This is your brain.
This is your brain on anti-drug ads.
Yes. You in the back there.
But do these anti-drug ads really work?
“We do see that [the anti-drug ad campaign] has a positive effect on parents,” said Robert Hornik, professor of communication in the Annenberg School. “We don’t have any evidence that it’s affecting kids yet.”
Hornik is one of two researchers heading an ongoing study of whether the Partnership for a Drug-Free America’s latest advertising campaign—not the one that opened this story—is succeeding in reducing drug use among youth. The study, conducted by the Annenberg School under contract to Westat, a Maryland research firm, was mandated by Congress as part of 1998 legislation that funded the Office of National Drug Control Policy’s National Youth Anti-Drug Media Campaign.
The campaign, which began in 1999, differs from previous anti-drug ad campaigns in its use of paid advertising. “The Partnership had been successful getting a lot of free media in the 1980s,” Hornik said, and during that time, drug use among teens also declined sharply.
But, he said, “around the time Clinton took office, drug use began to climb upward. And the Partnership also began to have less success in getting free air time.” This led Congress to approve a $1 billion, five-year ad campaign aimed at driving teen drug use back down.
“This was the first time Congress had spent significant money on public-health advertising,” he said.
And with funding comes accountability. No studies had been done on the effectiveness of earlier anti-drug ad campaigns, so Congress insisted that the campaign it funded include ongoing research to evaluate its effectiveness.
Hornik and his research team released the third of seven semi-annual reports on the campaign in October. This report showed that both parents and teens had plenty of exposure to the campaign’s ads and could recall the campaign’s “the anti-drug” theme—as in “parents: the anti-drug,” “truth: the anti-drug” or, for the kids themselves, “what’s your anti-drug?” Parents surveyed also stated that they were more engaged with their children as a result of the ads.

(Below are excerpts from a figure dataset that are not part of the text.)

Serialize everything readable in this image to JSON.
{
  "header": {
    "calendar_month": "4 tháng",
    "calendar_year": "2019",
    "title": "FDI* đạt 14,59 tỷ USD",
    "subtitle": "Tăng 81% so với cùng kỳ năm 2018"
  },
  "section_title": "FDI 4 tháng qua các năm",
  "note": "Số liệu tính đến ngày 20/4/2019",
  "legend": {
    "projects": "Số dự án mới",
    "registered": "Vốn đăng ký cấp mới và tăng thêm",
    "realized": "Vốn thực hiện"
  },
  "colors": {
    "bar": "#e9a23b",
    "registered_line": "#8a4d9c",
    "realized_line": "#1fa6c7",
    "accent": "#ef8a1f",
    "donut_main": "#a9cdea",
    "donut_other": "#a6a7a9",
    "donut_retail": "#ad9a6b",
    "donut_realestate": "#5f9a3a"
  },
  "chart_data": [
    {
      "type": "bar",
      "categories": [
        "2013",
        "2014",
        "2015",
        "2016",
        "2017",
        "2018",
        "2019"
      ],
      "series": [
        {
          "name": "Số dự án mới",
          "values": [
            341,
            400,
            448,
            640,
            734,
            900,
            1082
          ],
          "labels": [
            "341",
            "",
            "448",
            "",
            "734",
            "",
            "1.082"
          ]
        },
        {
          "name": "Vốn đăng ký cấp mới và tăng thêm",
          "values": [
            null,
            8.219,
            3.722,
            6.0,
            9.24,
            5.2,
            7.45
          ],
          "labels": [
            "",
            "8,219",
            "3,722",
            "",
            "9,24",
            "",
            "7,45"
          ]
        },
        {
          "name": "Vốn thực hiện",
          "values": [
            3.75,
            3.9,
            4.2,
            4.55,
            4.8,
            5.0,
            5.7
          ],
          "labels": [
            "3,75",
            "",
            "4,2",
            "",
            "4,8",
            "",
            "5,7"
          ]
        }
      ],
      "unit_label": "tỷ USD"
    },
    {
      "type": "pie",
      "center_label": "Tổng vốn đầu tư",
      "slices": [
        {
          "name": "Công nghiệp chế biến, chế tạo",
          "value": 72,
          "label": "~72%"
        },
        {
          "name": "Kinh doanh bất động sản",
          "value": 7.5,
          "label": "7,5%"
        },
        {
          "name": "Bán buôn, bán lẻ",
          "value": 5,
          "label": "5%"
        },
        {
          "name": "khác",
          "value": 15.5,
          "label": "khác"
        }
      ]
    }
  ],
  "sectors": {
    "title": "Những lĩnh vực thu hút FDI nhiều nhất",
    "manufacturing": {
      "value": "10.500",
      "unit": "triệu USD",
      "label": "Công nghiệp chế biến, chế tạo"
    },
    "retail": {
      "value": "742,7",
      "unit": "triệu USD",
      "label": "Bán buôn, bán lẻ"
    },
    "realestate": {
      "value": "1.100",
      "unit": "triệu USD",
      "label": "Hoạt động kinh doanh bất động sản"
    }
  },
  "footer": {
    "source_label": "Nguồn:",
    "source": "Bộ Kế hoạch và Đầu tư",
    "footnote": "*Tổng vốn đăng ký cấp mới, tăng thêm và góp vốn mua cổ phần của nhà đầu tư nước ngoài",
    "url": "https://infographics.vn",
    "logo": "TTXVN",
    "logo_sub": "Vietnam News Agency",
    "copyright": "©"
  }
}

This, Hornik said, was potentially encouraging. “We know that parents who monitor their kids’ behavior have kids who use drugs less,” he said.
However, the study found no evidence that the ads aimed at youth have led to changed behavior among teens.

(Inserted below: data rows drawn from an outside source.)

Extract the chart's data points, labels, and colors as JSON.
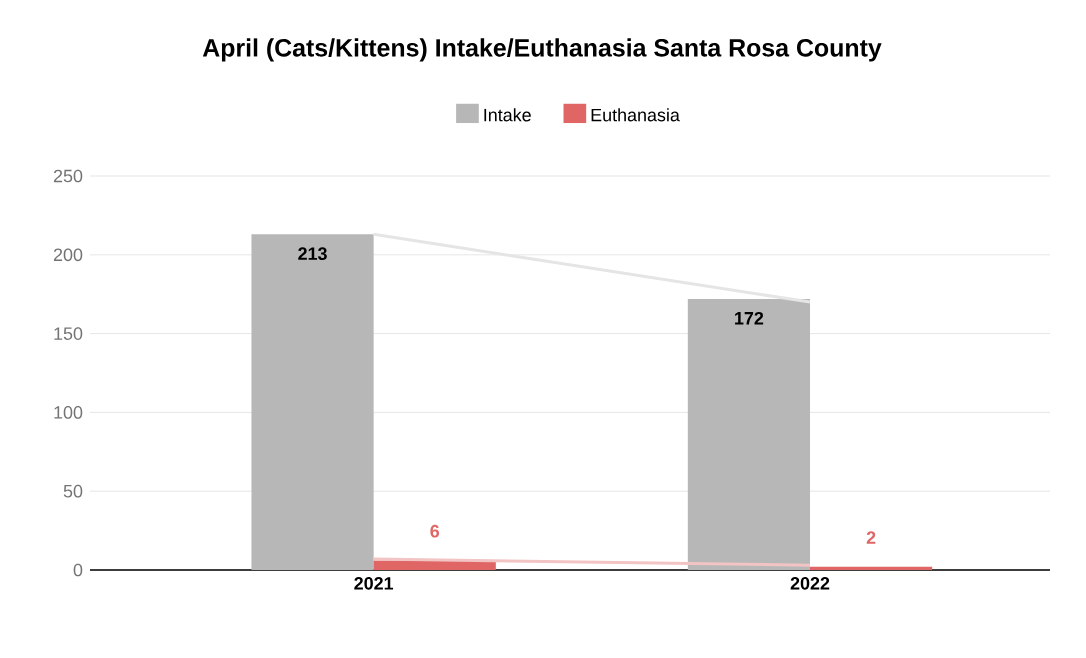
{
  "chart_data": {
    "type": "bar",
    "title": "April (Cats/Kittens) Intake/Euthanasia Santa Rosa County",
    "categories": [
      "2021",
      "2022"
    ],
    "series": [
      {
        "name": "Intake",
        "color": "#b7b7b7",
        "values": [
          213,
          172
        ],
        "value_labels": [
          "213",
          "172"
        ]
      },
      {
        "name": "Euthanasia",
        "color": "#e06666",
        "values": [
          6,
          2
        ],
        "value_labels": [
          "6",
          "2"
        ]
      },
      {
        "type": "line",
        "color": "#e5e5e5",
        "values": [
          213,
          170
        ]
      },
      {
        "type": "line",
        "color": "#f2c4c4",
        "values": [
          7,
          3
        ]
      }
    ],
    "ylim": [
      0,
      250
    ],
    "yticks": [
      0,
      50,
      100,
      150,
      200,
      250
    ],
    "grid": "y",
    "legend": "top"
  }
}
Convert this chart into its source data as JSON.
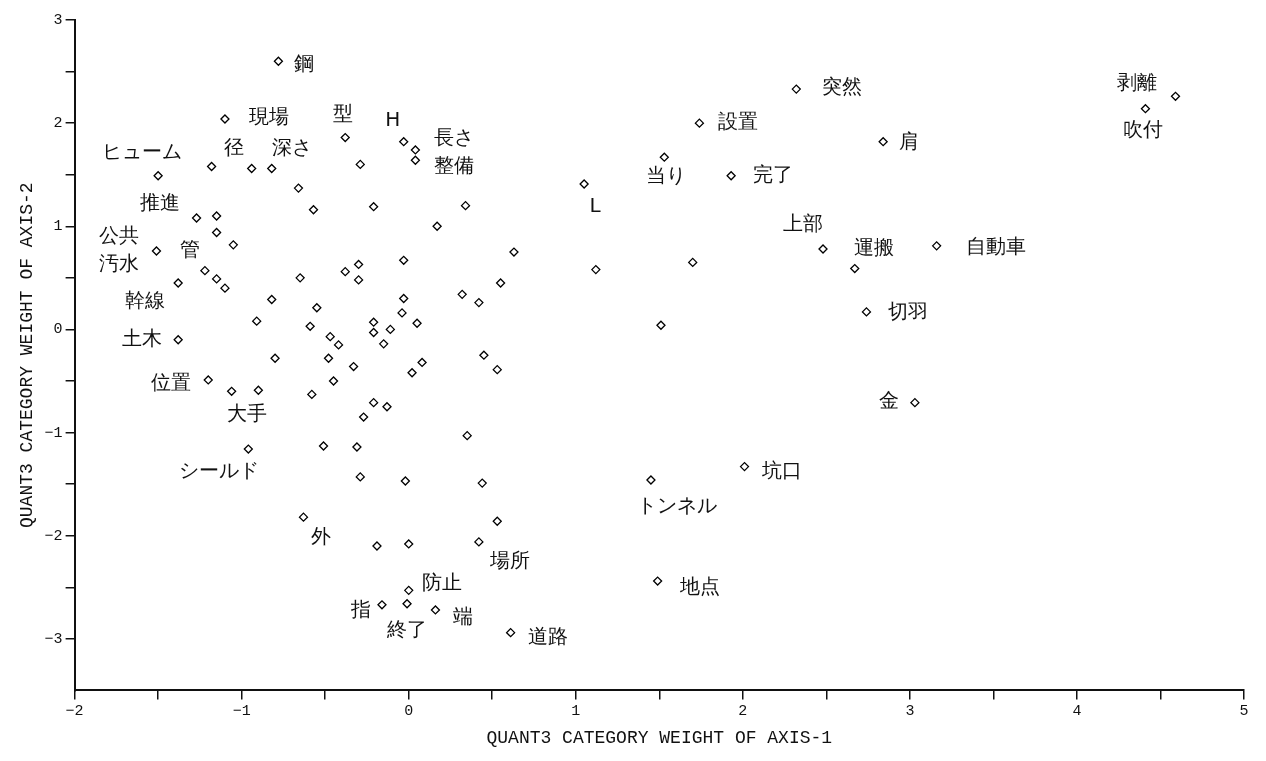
{
  "chart_data": {
    "type": "scatter",
    "xlabel": "QUANT3 CATEGORY WEIGHT OF AXIS-1",
    "ylabel": "QUANT3 CATEGORY WEIGHT OF AXIS-2",
    "xlim": [
      -2,
      5
    ],
    "xticks": [
      -2,
      {
        "value": -1.5,
        "label": null
      },
      -1,
      {
        "value": -0.5,
        "label": null
      },
      0,
      {
        "value": 0.5,
        "label": null
      },
      1,
      {
        "value": 1.5,
        "label": null
      },
      2,
      {
        "value": 2.5,
        "label": null
      },
      3,
      {
        "value": 3.5,
        "label": null
      },
      4,
      {
        "value": 4.5,
        "label": null
      },
      5
    ],
    "ylim": [
      -3.5,
      3
    ],
    "yticks": [
      -3,
      {
        "value": -2.5,
        "label": null
      },
      -2,
      {
        "value": -1.5,
        "label": null
      },
      -1,
      {
        "value": -0.5,
        "label": null
      },
      0,
      {
        "value": 0.5,
        "label": null
      },
      1,
      {
        "value": 1.5,
        "label": null
      },
      2,
      {
        "value": 2.5,
        "label": null
      },
      3
    ],
    "grid": false,
    "legend": false,
    "marker": "diamond",
    "series": [
      {
        "color": "#000000",
        "x": [
          -0.78,
          -1.1,
          -0.38,
          -0.03,
          0.04,
          0.04,
          -0.29,
          -1.18,
          -0.94,
          -0.82,
          -1.5,
          -0.66,
          -0.57,
          -0.21,
          0.34,
          0.17,
          -1.27,
          -1.15,
          -1.15,
          -1.05,
          -1.51,
          -1.22,
          -1.15,
          -1.1,
          -1.38,
          -0.65,
          -0.38,
          -0.3,
          -0.3,
          -0.03,
          0.32,
          -0.82,
          -0.55,
          -0.03,
          -0.04,
          -0.91,
          -0.59,
          -0.21,
          -0.21,
          -0.11,
          0.05,
          -0.47,
          -0.42,
          -0.15,
          -1.38,
          -0.8,
          -0.48,
          -0.33,
          0.08,
          0.02,
          -1.2,
          -1.06,
          -0.9,
          -0.58,
          -0.45,
          -0.21,
          -0.13,
          -0.27,
          0.35,
          -0.96,
          -0.51,
          -0.31,
          -0.29,
          -0.02,
          -0.63,
          -0.19,
          0.0,
          0.0,
          -0.16,
          -0.01,
          0.16,
          2.32,
          1.74,
          1.53,
          1.93,
          1.05,
          2.48,
          2.67,
          0.63,
          1.12,
          1.7,
          0.55,
          0.42,
          1.51,
          0.45,
          0.53,
          0.44,
          0.53,
          0.42,
          0.61,
          2.01,
          1.45,
          1.49,
          2.84,
          4.59,
          4.41,
          3.16,
          2.74,
          3.03
        ],
        "values": [
          2.6,
          2.04,
          1.86,
          1.82,
          1.74,
          1.64,
          1.6,
          1.58,
          1.56,
          1.56,
          1.49,
          1.37,
          1.16,
          1.19,
          1.2,
          1.0,
          1.08,
          1.1,
          0.94,
          0.82,
          0.76,
          0.57,
          0.49,
          0.4,
          0.45,
          0.5,
          0.56,
          0.63,
          0.48,
          0.67,
          0.34,
          0.29,
          0.21,
          0.3,
          0.16,
          0.08,
          0.03,
          0.07,
          -0.03,
          0.0,
          0.06,
          -0.07,
          -0.15,
          -0.14,
          -0.1,
          -0.28,
          -0.28,
          -0.36,
          -0.32,
          -0.42,
          -0.49,
          -0.6,
          -0.59,
          -0.63,
          -0.5,
          -0.71,
          -0.75,
          -0.85,
          -1.03,
          -1.16,
          -1.13,
          -1.14,
          -1.43,
          -1.47,
          -1.82,
          -2.1,
          -2.08,
          -2.53,
          -2.67,
          -2.66,
          -2.72,
          2.33,
          2.0,
          1.67,
          1.49,
          1.41,
          0.78,
          0.59,
          0.75,
          0.58,
          0.65,
          0.45,
          0.26,
          0.04,
          -0.25,
          -0.39,
          -1.49,
          -1.86,
          -2.06,
          -2.94,
          -1.33,
          -1.46,
          -2.44,
          1.82,
          2.26,
          2.14,
          0.81,
          0.17,
          -0.71
        ]
      }
    ],
    "annotations": [
      {
        "text": "鋼",
        "x": -0.78,
        "y": 2.6
      },
      {
        "text": "現場",
        "x": -1.1,
        "y": 2.04
      },
      {
        "text": "型",
        "x": -0.38,
        "y": 1.86
      },
      {
        "text": "H",
        "x": -0.03,
        "y": 1.82
      },
      {
        "text": "長さ",
        "x": 0.04,
        "y": 1.74
      },
      {
        "text": "整備",
        "x": 0.04,
        "y": 1.64
      },
      {
        "text": "ヒューム",
        "x": -1.18,
        "y": 1.58
      },
      {
        "text": "径",
        "x": -0.94,
        "y": 1.56
      },
      {
        "text": "深さ",
        "x": -0.82,
        "y": 1.56
      },
      {
        "text": "推進",
        "x": -1.27,
        "y": 1.08
      },
      {
        "text": "公共",
        "x": -1.51,
        "y": 0.76
      },
      {
        "text": "汚水",
        "x": -1.51,
        "y": 0.76
      },
      {
        "text": "管",
        "x": -1.22,
        "y": 0.57
      },
      {
        "text": "幹線",
        "x": -1.38,
        "y": 0.45
      },
      {
        "text": "土木",
        "x": -1.38,
        "y": -0.1
      },
      {
        "text": "位置",
        "x": -1.2,
        "y": -0.49
      },
      {
        "text": "大手",
        "x": -1.06,
        "y": -0.6
      },
      {
        "text": "シールド",
        "x": -0.96,
        "y": -1.16
      },
      {
        "text": "外",
        "x": -0.63,
        "y": -1.82
      },
      {
        "text": "防止",
        "x": 0.0,
        "y": -2.53
      },
      {
        "text": "指",
        "x": -0.16,
        "y": -2.67
      },
      {
        "text": "終了",
        "x": -0.01,
        "y": -2.66
      },
      {
        "text": "端",
        "x": 0.16,
        "y": -2.72
      },
      {
        "text": "場所",
        "x": 0.42,
        "y": -2.06
      },
      {
        "text": "道路",
        "x": 0.61,
        "y": -2.94
      },
      {
        "text": "突然",
        "x": 2.32,
        "y": 2.33
      },
      {
        "text": "設置",
        "x": 1.74,
        "y": 2.0
      },
      {
        "text": "当り",
        "x": 1.53,
        "y": 1.67
      },
      {
        "text": "完了",
        "x": 1.93,
        "y": 1.49
      },
      {
        "text": "L",
        "x": 1.05,
        "y": 1.41
      },
      {
        "text": "上部",
        "x": 2.48,
        "y": 0.78
      },
      {
        "text": "運搬",
        "x": 2.48,
        "y": 0.78
      },
      {
        "text": "肩",
        "x": 2.84,
        "y": 1.82
      },
      {
        "text": "剥離",
        "x": 4.59,
        "y": 2.26
      },
      {
        "text": "吹付",
        "x": 4.41,
        "y": 2.14
      },
      {
        "text": "自動車",
        "x": 3.16,
        "y": 0.81
      },
      {
        "text": "切羽",
        "x": 2.74,
        "y": 0.17
      },
      {
        "text": "金",
        "x": 3.03,
        "y": -0.71
      },
      {
        "text": "坑口",
        "x": 2.01,
        "y": -1.33
      },
      {
        "text": "トンネル",
        "x": 1.45,
        "y": -1.46
      },
      {
        "text": "地点",
        "x": 1.49,
        "y": -2.44
      }
    ]
  }
}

Hornik did note that the current ad campaign operates in a different media climate from that of the 1980s, when the legendary “this is your brain on drugs” spot aired. For one thing, drug use is not the hot-button topic it was when Nancy Reagan was telling the youth of America to just say no. And to make matters worse, he said, media coverage of drugs “disappeared” after the Sept. 11 attacks.
But we shouldn’t jump to conclusions based on these findings or the changed climate, he said. The current ad campaign began only a year ago, which is too recent to discern any long-term effects. “There may be other effects that we will pick up later,” he said.